Su trayectoria y su permanente interés por los más necesitados lo llevaron a conocer el Perú y el carácter multidimensional de la pobreza y la exclusión en el país. Seguramente, estas fueron las razones por las que, en el 2001, cuando el Gobierno de Transición de Valentín Paniagua decidió crear la Mesa de Concertación para la Lucha contra la Pobreza (MCLCP) y la Comisión de la Verdad y la Reconciliación (CVR), Garatea fuera convocado.

Fue en febrero de ese año que recibió el encargo de presidir la MCLCP. La iniciativa ha mantenido una continuidad con cuatro gobiernos, y si bien en el 2007 Garatea dejó la mesa, para Federico Arnillas, actual presidente de la MCLCP, su presencia se mantiene vigente. “Gastón decía: a la mesa se entra, pero no se sale. Él es una parte sustantiva de la mesa de concertación”, explica.

Durante este tiempo, la sensibilidad y dedicación a la protección de las personas en estado de necesidad fue un rasgo que caracterizó la labor de Garatea. “Gastón tiene una exigencia ética de responder al mundo del pobre, y ese es un elemento que contagia”, cuenta Arnillas. “Para Gastón, la pobreza no es un número ni un porcentaje, sino hombres y mujeres concretos, en diversas partes del país. Nuestra tarea era hacer que su voz y sus propuestas fueran la base para la formulación de las políticas públicas. La participación de los pobres era una exigencia permanente de Gastón”, cuenta Arnillas, quien acompañó a Garatea desde el inicio en este compromiso, y recibió “uno que otro jalón de orejas” cuando era Gastón el presidente y él “un vehemente representante de la sociedad civil”.

El mismo 2001, en julio, Garatea fue nombrado Comisionado de la CVR. En esta labor, el padre Gastón ha hecho frente a duras realidades que no solo forjaron su visión comprometida y profundo entendimiento del país, sino que moldearon su personalidad y experiencia de Dios. “Nadie que haya trabajado en la Comisión de la Verdad ha salido tal como había entrado. No ha sido solo un trabajo; ha sido una experiencia que ha alterado toda nuestra dimensión humana”, declaraba Garatea en el 2003 sobre su experiencia como comisionado, en el Instituto Bartolomé de Las Casas. “Trabajar en la CVR (…) ha sido y es una revelación de Dios, que se manifiesta de un modo increíble ahí donde hay dolor, donde hay sufrimiento y, sobre todo, donde hay muerte.

Yo creo que ahora nos toca reexperimentar que después de la muerte hay resurrección”, agregó.

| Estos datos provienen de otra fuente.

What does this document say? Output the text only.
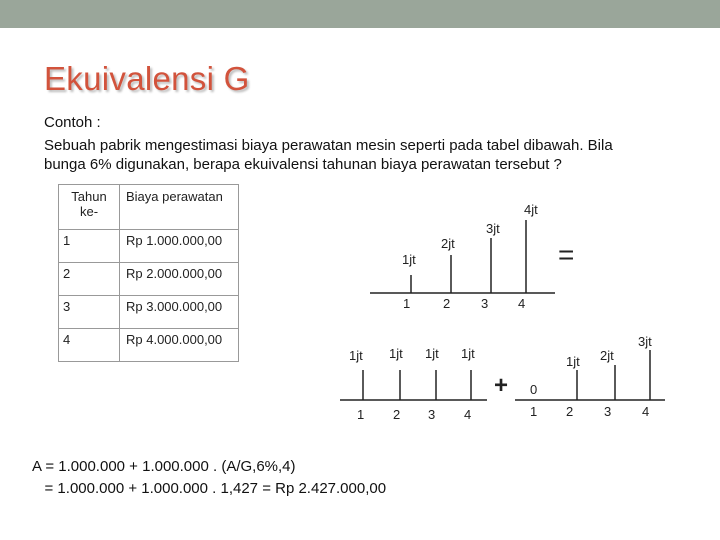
Ekuivalensi G
Contoh :
Sebuah pabrik mengestimasi biaya perawatan mesin seperti pada tabel dibawah. Bila
bunga 6% digunakan, berapa ekuivalensi tahunan biaya perawatan tersebut ?
Tahun
ke-	Biaya perawatan
1	Rp 1.000.000,00
2	Rp 2.000.000,00
3	Rp 3.000.000,00
4	Rp 4.000.000,00
1jt
2jt
3jt
4jt
1	2 3 4
=
1jt 1jt 1jt 1jt
1 2 3 4
+ 0
1jt 2jt
3jt
1 2 3 4
A = 1.000.000 + 1.000.000 . (A/G,6%,4)
= 1.000.000 + 1.000.000 . 1,427 = Rp 2.427.000,00
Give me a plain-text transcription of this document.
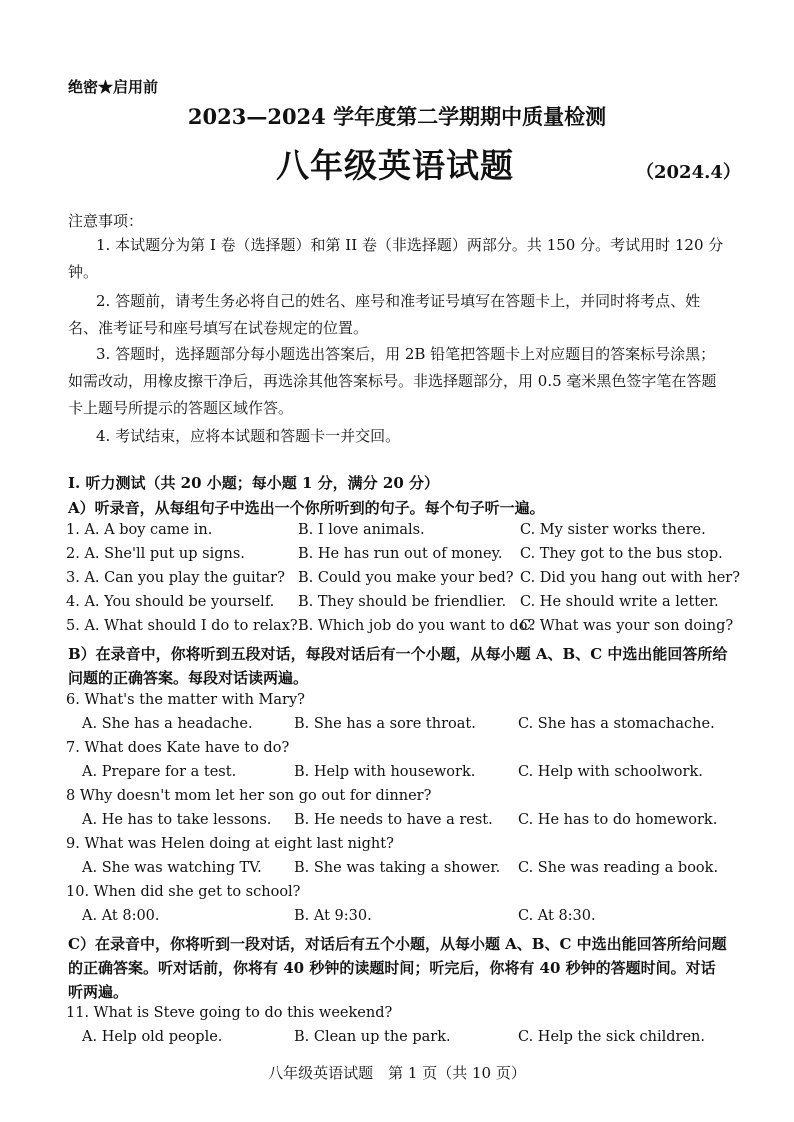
绝密★启用前
2023—2024 学年度第二学期期中质量检测
八年级英语试题	（2024.4）
注意事项：
1. 本试题分为第 I 卷（选择题）和第 II 卷（非选择题）两部分。共 150 分。考试用时 120 分钟。
2. 答题前，请考生务必将自己的姓名、座号和准考证号填写在答题卡上，并同时将考点、姓名、准考证号和座号填写在试卷规定的位置。
3. 答题时，选择题部分每小题选出答案后，用 2B 铅笔把答题卡上对应题目的答案标号涂黑；如需改动，用橡皮擦干净后，再选涂其他答案标号。非选择题部分，用 0.5 毫米黑色签字笔在答题卡上题号所提示的答题区域作答。
4. 考试结束，应将本试题和答题卡一并交回。
Ⅰ. 听力测试（共 20 小题；每小题 1 分，满分 20 分）
A）听录音，从每组句子中选出一个你所听到的句子。每个句子听一遍。
1. A. A boy came in.	B. I love animals.	C. My sister works there.
2. A. She'll put up signs.	B. He has run out of money. C. They got to the bus stop.
3. A. Can you play the guitar? B. Could you make your bed? C. Did you hang out with her?
4. A. You should be yourself. B. They should be friendlier. C. He should write a letter.
5. A. What should I do to relax? B. Which job do you want to do?
C. What was your son doing?
B）在录音中，你将听到五段对话，每段对话后有一个小题，从每小题 A、B、C 中选出能回答所给问题的正确答案。每段对话读两遍。
6. What's the matter with Mary?
A. She has a headache.	B. She has a sore throat.	C. She has a stomachache.
7. What does Kate have to do?
A. Prepare for a test.	B. Help with housework.	C. Help with schoolwork.
8 Why doesn't mom let her son go out for dinner?
A. He has to take lessons. B. He needs to have a rest. C. He has to do homework.
9. What was Helen doing at eight last night?
A. She was watching TV. B. She was taking a shower. C. She was reading a book.
10. When did she get to school?
A. At 8:00.	B. At 9:30.	C. At 8:30.
C）在录音中，你将听到一段对话，对话后有五个小题，从每小题 A、B、C 中选出能回答所给问题的正确答案。听对话前，你将有 40 秒钟的读题时间；听完后，你将有 40 秒钟的答题时间。对话听两遍。
11. What is Steve going to do this weekend?
A. Help old people.	B. Clean up the park.	C. Help the sick children.
八年级英语试题　第 1 页（共 10 页）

Esa guerra, que partió y deshizo al país, es, para Gastón, también una oportunidad de aprendizaje y reconciliación.

Actualmente, Garatea tiene una destacada labor vinculada a temas de responsabilidad social en la PUCP. Como asesor del rectorado y de la Dirección Académica de Responsabilidad Social (DARS), guía los proyectos de la Universidad en este campo. “Gran parte del trabajo y del enfoque del padre Gastón es poner a las personas adelante. Como asesor, siempre enfatiza este aspecto: cómo cuidar a la población con la que trabajamos y cómo contribuir con su bienestar”, cuenta José Luis Rosales, docente del Departamento de

Ciencias Sociales y asesor de la Dirección de la DARS. Pero su labor va más allá. Quien conoce a Gastón sabe que sus funciones no pueden suscribirse solo al campo administrativo: “Gastón tiene, además, un rol pastoral de asesor espiritual”, confiesa Rosales. “El trabajo con la población excluida a uno lo impacta, la violencia es tóxica, y él nos enseña cómo procesarla”, concluye. Su figura de guía y asesor es fundamental en la Universidad.